Há 15 dias um
escritor e historiador teve um capítulo do livro censurado pelo editor, no
fechamento da edição para impressão, o empresário alegou que investe em ações
de grandes corporações citadas na ficção do autor. Como produzo literatura e
análise crítica estou com a “pulga atrás da orelha” sobre o meu direito de
escrever com liberdade - e todos os cidadãos brasileiros têm uma ameaça
concreta pesando sobre a liberdade de expressão. Nem todos, porém, sabem o que
está ocorrendo. Sempre existiu tendência repressiva contra as obras de arte que
espalham a realidade social. Assim, os problemas sociais são atacados na sua
expressão artística e não mais nas suas causas efetivas.
Levanto algumas
pontas dos véus negros que costumam cobrir esses atrapalhos do poder. Porque, a
aplicar-se o mesmo critério, deveria mandar-se apreender toda a grande
literatura mundial, em que os autores descreveram situações que envolviam
figuras infantis, desde um William Shakespeare, passando por Lewis Carroll até
Wladimir Nabokov. Isto não é nada, comparando-se a todos aliciadores que
manipulam meninas de 12 anos nas esquinas do Brasil. São as cenas reais e
terríveis que muitos pais fazem vista grossa pela fome de pão e aconchego,
retrato da indústria da carência. Nem tanto erudito, mas sensato, acrescento
que nem a Bíblia, na chamada Vulgata Latina, escaparia de condenação, já que
nem a língua casta de Jerônimo disfarça o tratamento obsceno com que foram
violentados os anjos em Sodoma ou o lenocínio de Mardoqueu, no livro de Ester.
E vejo na proibição
uma ação profundamente farisaica.

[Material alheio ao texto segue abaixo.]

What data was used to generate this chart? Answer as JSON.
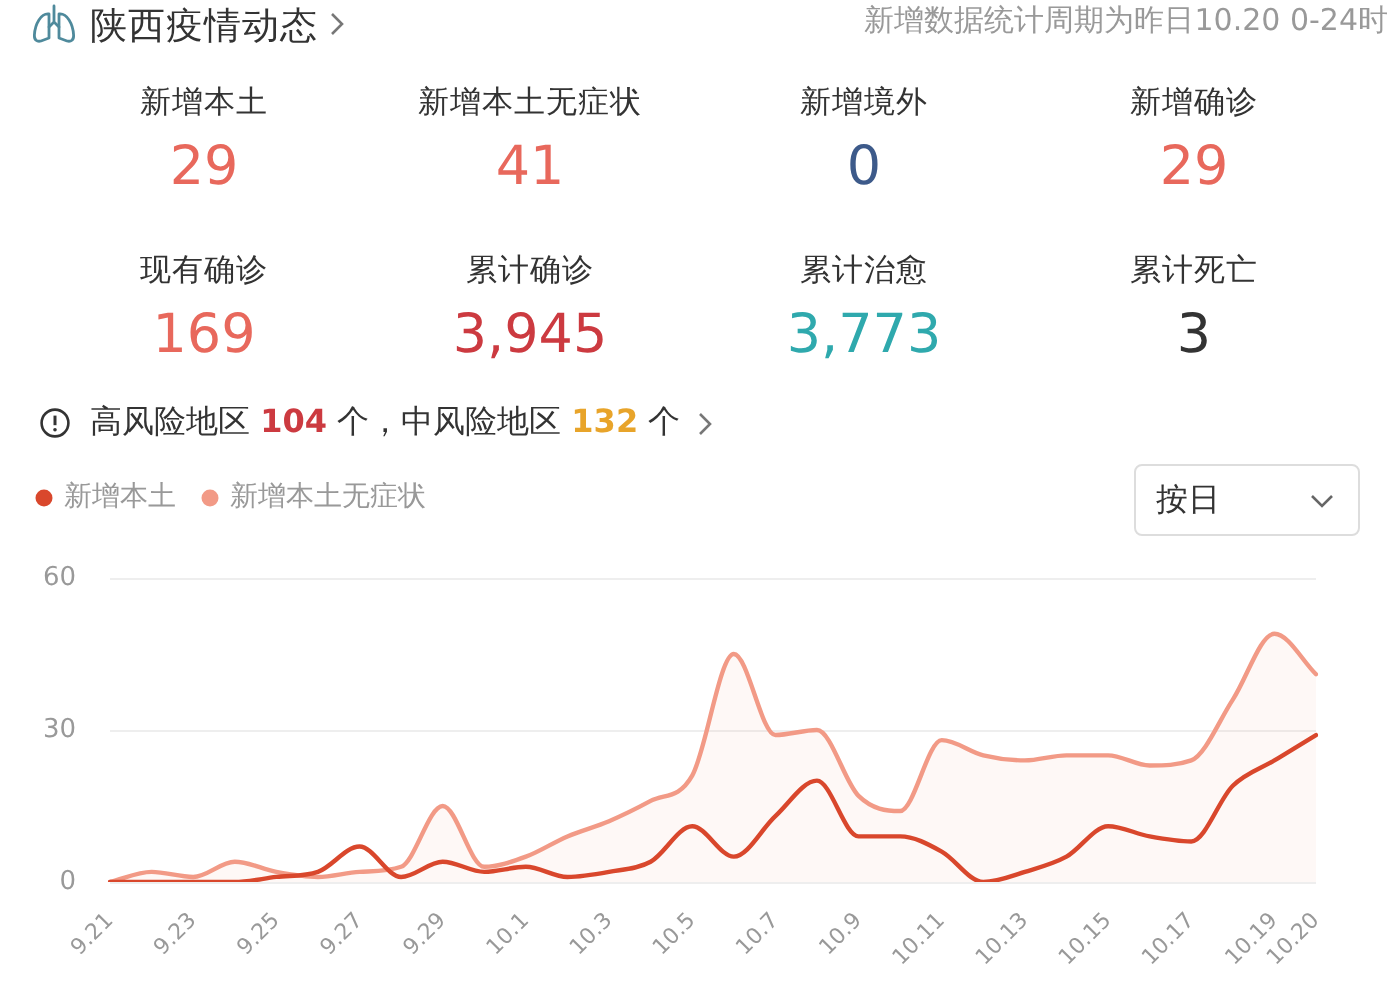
{
  "chart_data": [
    {
      "type": "other",
      "title": "陕西疫情动态",
      "subtitle": "新增数据统计周期为昨日10.20 0-24时",
      "categories": [
        "新增本土",
        "新增本土无症状",
        "新增境外",
        "新增确诊",
        "现有确诊",
        "累计确诊",
        "累计治愈",
        "累计死亡"
      ],
      "value_labels": [
        "29",
        "41",
        "0",
        "29",
        "169",
        "3,945",
        "3,773",
        "3"
      ],
      "colors": [
        "#e8685c",
        "#e8685c",
        "#3d5a8a",
        "#e8685c",
        "#e8685c",
        "#cc3a40",
        "#2fa9ad",
        "#333333"
      ],
      "annotations": [
        "高风险地区 104 个，中风险地区 132 个"
      ]
    },
    {
      "type": "line",
      "categories": [
        "9.21",
        null,
        "9.23",
        null,
        "9.25",
        null,
        "9.27",
        null,
        "9.29",
        null,
        "10.1",
        null,
        "10.3",
        null,
        "10.5",
        null,
        "10.7",
        null,
        "10.9",
        null,
        "10.11",
        null,
        "10.13",
        null,
        "10.15",
        null,
        "10.17",
        null,
        "10.19",
        "10.20"
      ],
      "series": [
        {
          "name": "新增本土",
          "color": "#d9472c",
          "values": [
            0,
            0,
            0,
            0,
            1,
            2,
            7,
            1,
            4,
            2,
            3,
            1,
            2,
            4,
            11,
            5,
            13,
            20,
            9,
            9,
            6,
            0,
            2,
            5,
            11,
            9,
            8,
            19,
            24,
            29
          ]
        },
        {
          "name": "新增本土无症状",
          "type": "area",
          "color": "#f29a86",
          "values": [
            0,
            2,
            1,
            4,
            2,
            1,
            2,
            3,
            15,
            3,
            5,
            9,
            12,
            16,
            21,
            45,
            29,
            30,
            17,
            14,
            28,
            25,
            24,
            25,
            25,
            23,
            24,
            36,
            49,
            41
          ]
        }
      ],
      "ylim": [
        0,
        60
      ],
      "yticks": [
        0,
        30,
        60
      ],
      "grid": "y",
      "legend": "top left",
      "marker": "none",
      "line_style": "solid",
      "annotations": [
        "按日"
      ]
    }
  ]
}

Para o psicanalista Hélio Pelegrino, “a
tarefa do escritor é trabalhar a língua em nome da comunidade” e esse ofício
deve ser estimulado e garantido pelo Estado, através de uma absoluta liberdade
de expressão. De outro lado, não foram poucos os que viram nas cenas de nu
jogos sensuais e narcisismo exacerbado ou a forma gratuita, além de normal, de
temas como a gravidez precoce, entre outros.
Imoral, acima de
tudo, é a intolerância. Trata-se de um tiro no pé, pois a sanção volta-se
contra a intolerância e consagra a liberdade de expressão. Não temos lembrança
de quem proibiu James Joyce, Gustave Flaubert. D. H. Lawrence, Marcel Proust,
entre outros casos famosos. Mas os censurados tornaram-se inesquecíveis.
A reação do leitor,
do internauta e do telespectador brasileiro tem sido a solidariedade. País de
fortes tradições católicas, parece haver um consenso que leva a dar atenção ao
que sofre, confortá-lo com a nossa piedade. Claro que são de diversa natureza
os motivos que levam o público a procurar o que foi proibido, desde os tempos
imemoriais do paraíso terrestre, onde o fruto proibido era o mais apetecido (e
continua sendo), mas no geral constata-se uma atenção toda especial para com o
censurado. Ao contrário do que poderia esperar a censura, o livro ou as cenas
de cinema, novela ou teatro adquirem um charme adicional com a proibição. O
estigma funciona ao contrário. Como se vê, os critérios são vagos e são os
costumes que realmente cumprem a função de interpretar as leis. Uma curiosidade
cruel: essas diversas censuras sempre perseguiram os contemporâneos, excluindo
por norma, os clássicos. É claro que a história não demora muito a transformar
contemporâneos em clássicos mas, enquanto isso não ocorre, nenhum espírito por
mais conservador que seja vem a indignar-se quando lê a palavra whore ou bitch (“puta”) em Shakespeare.